Finance Minister Dwight Duncan said he expects revenue to increase and 600,000 jobs to be created as the economy recovers. The new employment opportunities are in large part made possible by recent income tax revisions and the introduction of Harmonized Sales Tax. Still, a large part of the budget balancing will have to come from funding cuts.
Perhaps the biggest shock in the budget is the cut of $4 billion from the money promised to Toronto for public transit. The city’s economic growth depends on the efficient movement of people and the infrastructure required to do this has been sorely neglected.
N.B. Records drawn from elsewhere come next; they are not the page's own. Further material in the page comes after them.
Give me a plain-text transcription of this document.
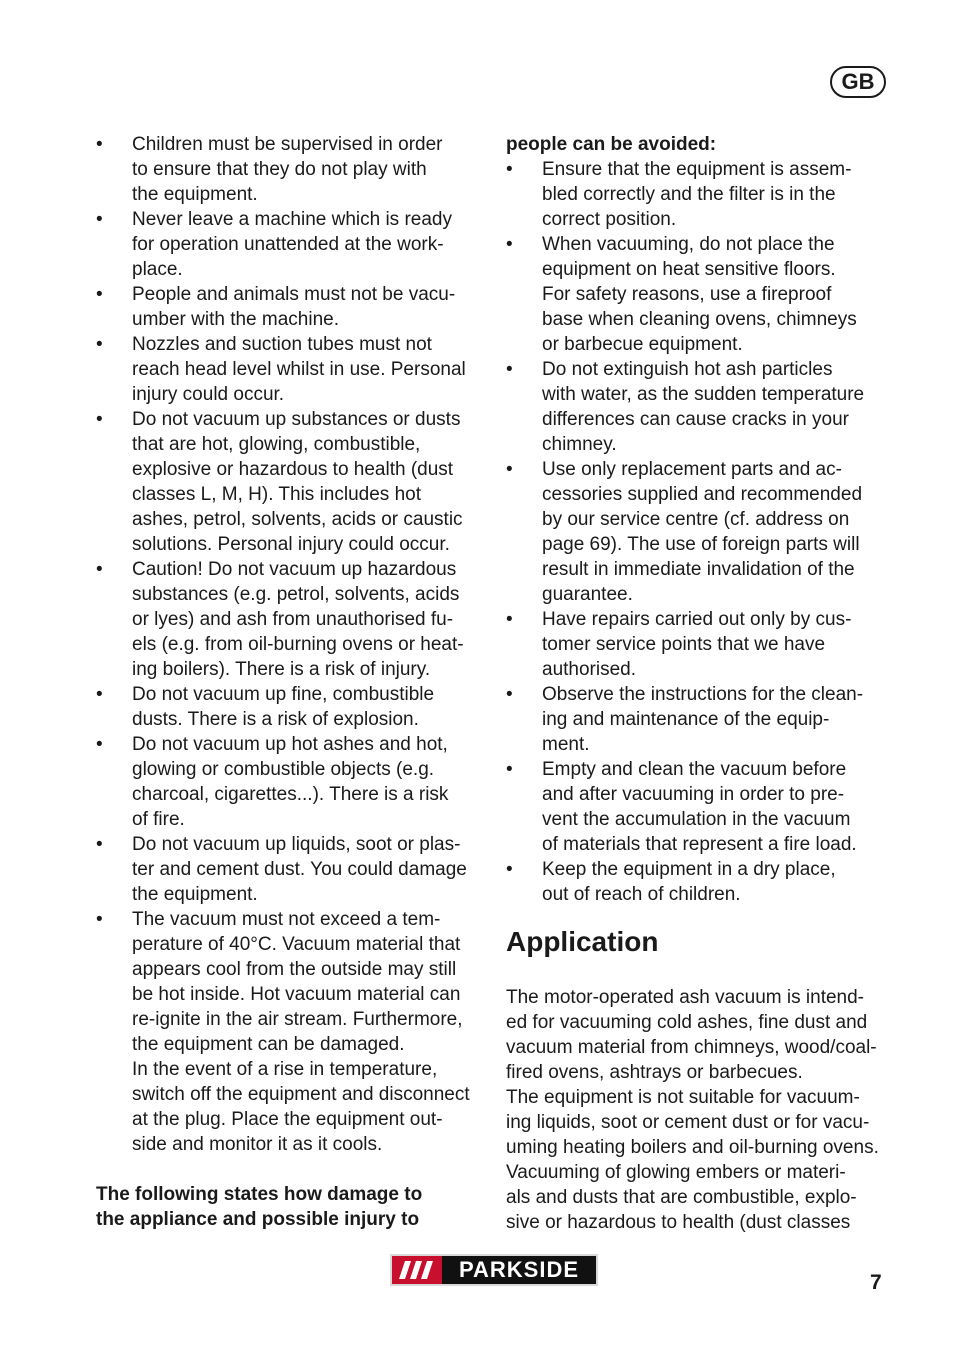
GB
•	Children must be supervised in order
to ensure that they do not play with
the equipment.
•	Never leave a machine which is ready
for operation unattended at the work-
place.
•	People and animals must not be vacu-
umber with the machine.
•	Nozzles and suction tubes must not
reach head level whilst in use. Personal
injury could occur.
•	Do not vacuum up substances or dusts
that are hot, glowing, combustible,
explosive or hazardous to health (dust
classes L, M, H). This includes hot
ashes, petrol, solvents, acids or caustic
solutions. Personal injury could occur.
•	Caution! Do not vacuum up hazardous
substances (e.g. petrol, solvents, acids
or lyes) and ash from unauthorised fu-
els (e.g. from oil-burning ovens or heat-
ing boilers). There is a risk of injury.
•	Do not vacuum up fine, combustible
dusts. There is a risk of explosion.
•	Do not vacuum up hot ashes and hot,
glowing or combustible objects (e.g.
charcoal, cigarettes...). There is a risk
of fire.
•	Do not vacuum up liquids, soot or plas-
ter and cement dust. You could damage
the equipment.
•	The vacuum must not exceed a tem-
perature of 40°C. Vacuum material that
appears cool from the outside may still
be hot inside. Hot vacuum material can
re-ignite in the air stream. Furthermore,
the equipment can be damaged.
In the event of a rise in temperature,
switch off the equipment and disconnect
at the plug. Place the equipment out-
side and monitor it as it cools.
The following states how damage to
the appliance and possible injury to
people can be avoided:
•	Ensure that the equipment is assem-
bled correctly and the filter is in the
correct position.
•	When vacuuming, do not place the
equipment on heat sensitive floors.
For safety reasons, use a fireproof
base when cleaning ovens, chimneys
or barbecue equipment.
•	Do not extinguish hot ash particles
with water, as the sudden temperature
differences can cause cracks in your
chimney.
•	Use only replacement parts and ac-
cessories supplied and recommended
by our service centre (cf. address on
page 69). The use of foreign parts will
result in immediate invalidation of the
guarantee.
•	Have repairs carried out only by cus-
tomer service points that we have
authorised.
•	Observe the instructions for the clean-
ing and maintenance of the equip-
ment.
•	Empty and clean the vacuum before
and after vacuuming in order to pre-
vent the accumulation in the vacuum
of materials that represent a fire load.
•	Keep the equipment in a dry place,
out of reach of children.
Application

The motor-operated ash vacuum is intend-
ed for vacuuming cold ashes, fine dust and
vacuum material from chimneys, wood/coal-
fired ovens, ashtrays or barbecues.
The equipment is not suitable for vacuum-
ing liquids, soot or cement dust or for vacu-
uming heating boilers and oil-burning ovens.
Vacuuming of glowing embers or materi-
als and dusts that are combustible, explo-
sive or hazardous to health (dust classes

PARKSIDE
7
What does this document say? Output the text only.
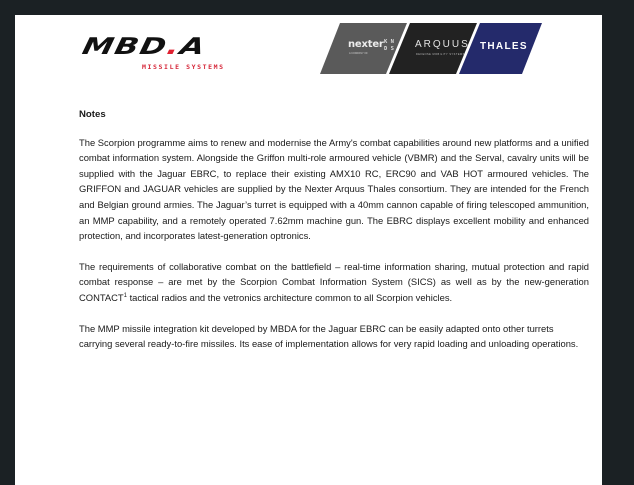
MBD.A
MISSILE SYSTEMS
nexter
A COMPANY OF
K N
D S	ARQUUS
DEFENSE MOBILITY SYSTEMS
THALES
Notes

The Scorpion programme aims to renew and modernise the Army's combat capabilities around new platforms and a unified combat information system. Alongside the Griffon multi-role armoured vehicle (VBMR) and the Serval, cavalry units will be supplied with the Jaguar EBRC, to replace their existing AMX10 RC, ERC90 and VAB HOT armoured vehicles. The GRIFFON and JAGUAR vehicles are supplied by the Nexter Arquus Thales consortium. They are intended for the French and Belgian ground armies. The Jaguar’s turret is equipped with a 40mm cannon capable of firing telescoped ammunition, an MMP capability, and a remotely operated 7.62mm machine gun. The EBRC displays excellent mobility and enhanced protection, and incorporates latest-generation optronics.

The requirements of collaborative combat on the battlefield – real-time information sharing, mutual protection and rapid combat response – are met by the Scorpion Combat Information System (SICS) as well as by the new-generation CONTACT$^1$ tactical radios and the vetronics architecture common to all Scorpion vehicles.

The MMP missile integration kit developed by MBDA for the Jaguar EBRC can be easily adapted onto other turrets carrying several ready-to-fire missiles. Its ease of implementation allows for very rapid loading and unloading operations.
The $9.6 billion promised by the provincial government last spring to support the Transit City light-rail rapid transit plan had given Torontonians a glimpse of a future with adequate public transit.
The Liberals have said the light rail routes most crucial to Toronto’s bid for the Pan-Am Games will get funding, including a line connecting Pearson International Airport to Kipling subway station. The remainder will be funded later. That includes a Brampton-servicing route along Eglinton west to the airport, an eastbound route from Don Mills station into Scarborough and – most importantly for Humber students and staff – a Finch west route.
Humber is a commuter school. Our parking lots are already packed and buses arrive from every direction brief minutes apart, often full to capacity.
Our provincial government’s plans to increase post-secondary enrolment and create jobs will be crippled if it is impossible to reach schools and places of business reliably.
A study released Monday by the Toronto Board of Trade has revealed that Torontonians face the longest daily commutes of the 19 cities studied. Torontonians spend an average of 80 minutes a day just travelling to work. That’s longer than New York, Chicago, Berlin and even 24 minutes longer than commuting in Los Angeles – a city renowned for its gridlocks.
Torontonians have waited years for senior levels of government to recognize public transit as a crucial piece of the economic engine. Dalton McGuinty’s promised $9.6 billion seemed to say the province had learned you have to spend money to make money.
Now it appears we have returned to the status quo of insufficient, underfunded transit and the economy-strangling gridlock that brings.